Bar the sound of camera shutters, there wasn’t a sound as the faceless silhouettes of Aganovich’s third couture collection took their turn in a shaded courtyard outside the ateliers of the French couture label designed by husband-and-wife pair Nana Aganovich and Brooke Taylor.

On the surface, it was couture business as usual with a handsome mix of finely wrought tailoring and hand-tooled materials that nodded to Aganovich’s proclivity for the 19th century. One outfit was the structure of a dress and riding coat rendered in black satin ribbon. The crimson velvet devoré of a coat was developed in-house by burning away the red thread until only the contrasting green weft remained. Gauzy black flowers were made out of garbage bags sewn into puffy 3-D shapes.

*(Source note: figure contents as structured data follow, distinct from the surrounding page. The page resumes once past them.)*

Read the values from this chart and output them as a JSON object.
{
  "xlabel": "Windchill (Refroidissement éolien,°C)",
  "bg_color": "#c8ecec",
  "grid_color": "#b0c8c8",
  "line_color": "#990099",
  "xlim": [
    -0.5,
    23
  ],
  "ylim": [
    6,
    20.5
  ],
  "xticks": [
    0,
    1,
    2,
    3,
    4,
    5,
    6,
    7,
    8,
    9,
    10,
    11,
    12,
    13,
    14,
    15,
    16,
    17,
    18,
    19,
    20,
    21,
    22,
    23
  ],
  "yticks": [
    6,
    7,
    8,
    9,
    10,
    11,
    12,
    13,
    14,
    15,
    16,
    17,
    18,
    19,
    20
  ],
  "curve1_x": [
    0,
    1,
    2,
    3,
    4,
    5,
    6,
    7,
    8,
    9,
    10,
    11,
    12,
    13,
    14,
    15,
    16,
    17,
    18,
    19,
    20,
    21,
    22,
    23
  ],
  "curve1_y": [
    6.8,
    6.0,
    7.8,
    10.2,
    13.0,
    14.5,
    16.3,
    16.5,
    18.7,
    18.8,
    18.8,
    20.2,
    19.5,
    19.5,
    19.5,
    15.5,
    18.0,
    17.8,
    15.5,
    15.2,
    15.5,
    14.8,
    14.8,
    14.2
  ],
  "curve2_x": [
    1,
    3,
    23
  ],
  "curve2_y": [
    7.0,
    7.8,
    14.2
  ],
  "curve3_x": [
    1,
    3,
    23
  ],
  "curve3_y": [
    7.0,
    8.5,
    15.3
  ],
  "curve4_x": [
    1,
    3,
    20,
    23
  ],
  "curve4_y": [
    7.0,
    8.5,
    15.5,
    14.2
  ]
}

The season’s reflection lay between these and the identical white dresses that obscured the face, worn by all models. Under a flurry of white satin, the outline of grasping hands could be seen. An incongruous assortment of dollar-sign necklaces and a gold cap topped a stiffly corseted outfit. In the middle, a blue crushed velvet coat was whisked out to its return walk in a red colorway.

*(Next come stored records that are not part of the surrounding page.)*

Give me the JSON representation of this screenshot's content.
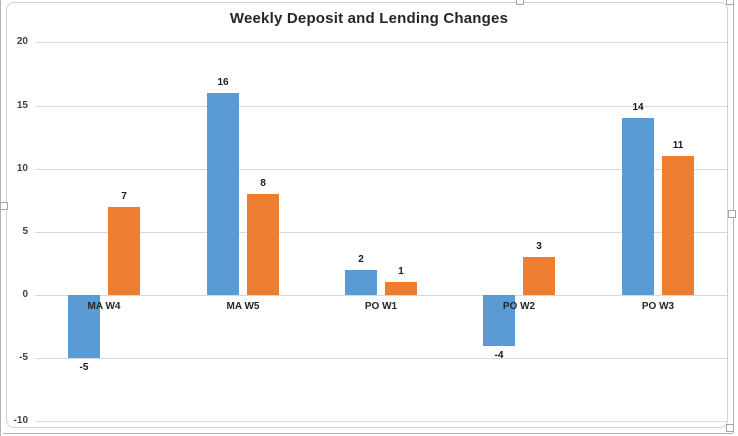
{
  "chart_data": {
    "type": "bar",
    "title": "Weekly Deposit and Lending Changes",
    "categories": [
      "MA W4",
      "MA W5",
      "PO W1",
      "PO W2",
      "PO W3"
    ],
    "series": [
      {
        "color": "#5B9BD5",
        "values": [
          -5,
          16,
          2,
          -4,
          14
        ]
      },
      {
        "color": "#ED7D31",
        "values": [
          7,
          8,
          1,
          3,
          11
        ]
      }
    ],
    "y_axis": {
      "ticks": [
        20,
        15,
        10,
        5,
        0,
        -5,
        -10
      ],
      "ylim": [
        -10,
        20
      ]
    },
    "data_labels": [
      [
        "-5",
        "16",
        "2",
        "-4",
        "14"
      ],
      [
        "7",
        "8",
        "1",
        "3",
        "11"
      ]
    ],
    "legend": "none",
    "grid": true,
    "colors": {
      "gridline": "#d9d9d9",
      "axis_text": "#404040",
      "label_text": "#1a1a1a",
      "title_text": "#262626",
      "frame_border": "#d2d0ce"
    }
  }
}
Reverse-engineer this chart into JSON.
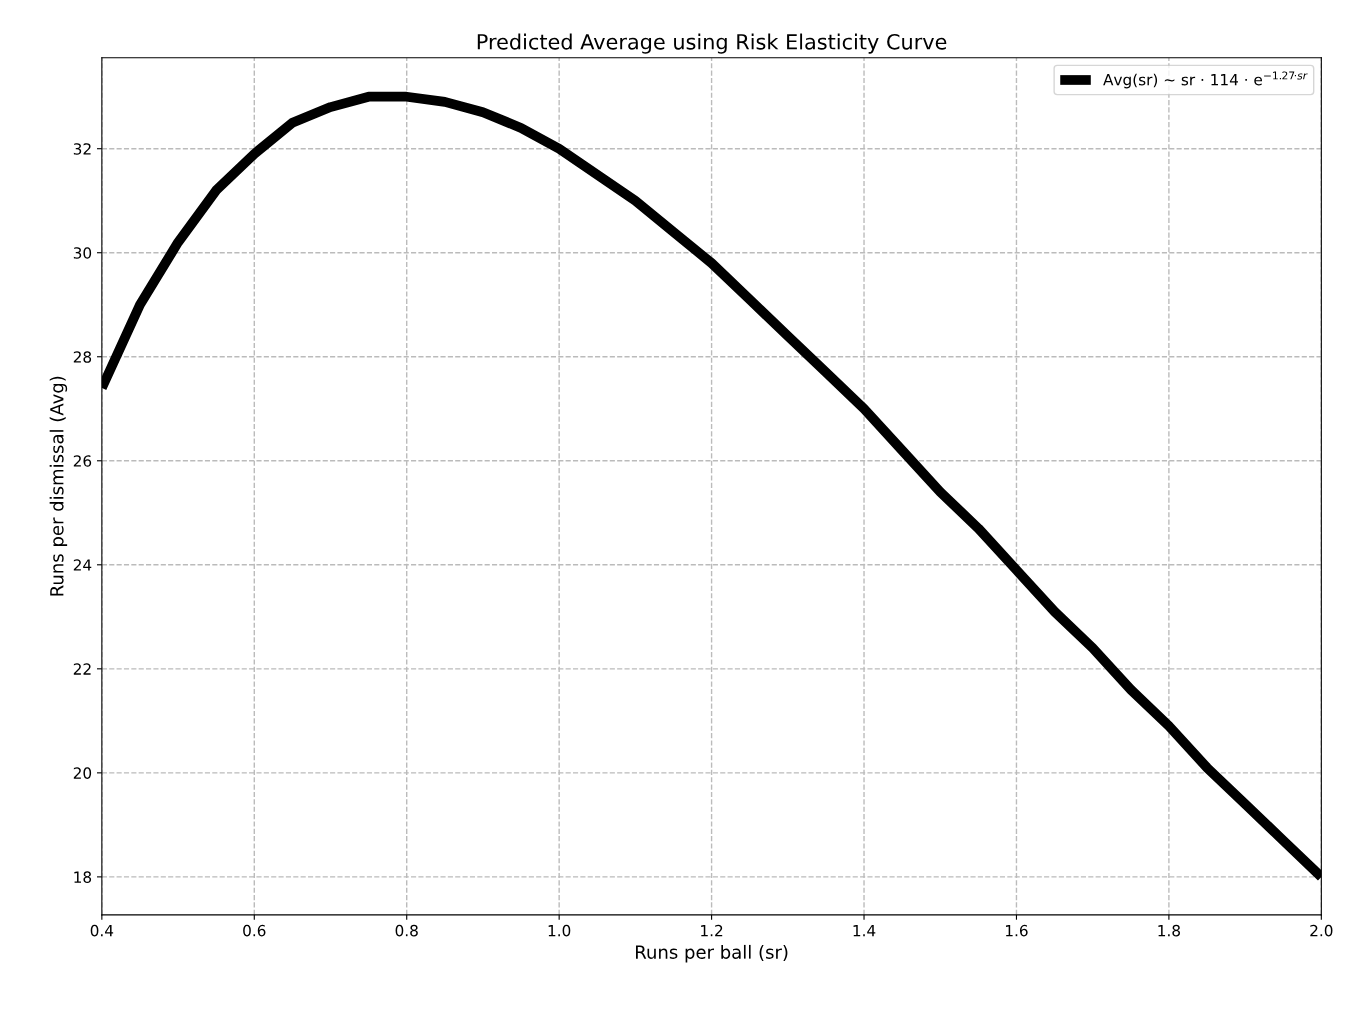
{
  "chart_data": {
    "type": "line",
    "title": "Predicted Average using Risk Elasticity Curve",
    "xlabel": "Runs per ball (sr)",
    "ylabel": "Runs per dismissal (Avg)",
    "x": [
      0.4,
      0.45,
      0.5,
      0.55,
      0.6,
      0.65,
      0.7,
      0.75,
      0.8,
      0.85,
      0.9,
      0.95,
      1.0,
      1.05,
      1.1,
      1.15,
      1.2,
      1.25,
      1.3,
      1.35,
      1.4,
      1.45,
      1.5,
      1.55,
      1.6,
      1.65,
      1.7,
      1.75,
      1.8,
      1.85,
      1.9,
      1.95,
      2.0
    ],
    "series": [
      {
        "name": "Avg(sr) ~ sr · 114 · e$^{−1.27·sr}$",
        "color": "#000000",
        "values": [
          27.4,
          29.0,
          30.2,
          31.2,
          31.9,
          32.5,
          32.8,
          33.0,
          33.0,
          32.9,
          32.7,
          32.4,
          32.0,
          31.5,
          31.0,
          30.4,
          29.8,
          29.1,
          28.4,
          27.7,
          27.0,
          26.2,
          25.4,
          24.7,
          23.9,
          23.1,
          22.4,
          21.6,
          20.9,
          20.1,
          19.4,
          18.7,
          18.0
        ]
      }
    ],
    "xlim": [
      0.4,
      2.0
    ],
    "xticks": [
      0.4,
      0.6,
      0.8,
      {
        "value": 1,
        "label": "1.0"
      },
      1.2,
      1.4,
      1.6,
      1.8,
      {
        "value": 2,
        "label": "2.0"
      }
    ],
    "ylim": [
      17.27,
      33.75
    ],
    "yticks": [
      18,
      20,
      22,
      24,
      26,
      28,
      30,
      32
    ],
    "grid": true,
    "legend": "top right",
    "marker": "none",
    "line_style": "solid"
  }
}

After the show, Aganovich and Taylor said they had explored the idea of anxieties “from society, from being a woman, for loving other designers,” and that “to reach your own thing, you have to go through them,” as inspired by “The Anxiety of Influence: A Theory of Poetry,” the 1973 book by literary critic Harold Bloom.

The white gowns, she explained, were a shape that “we spent eight years making. Even when we make crazy pieces, that’s our building block. It’s the first layer of skin. The rest is a character, what you choose to put on and become, or not,” said Aganovich.

It was, however, no maudlin collection. The models took their final turn with faces revealed. Pointing out the fabrics developed in-house as solutions to the stretched budget of an independent couture house and to the floral motifs that appeared in the latter third of the collection, Taylor said that “whatever painful story you go through — we all deal with things — in the end, flowers come back, the sun comes up.”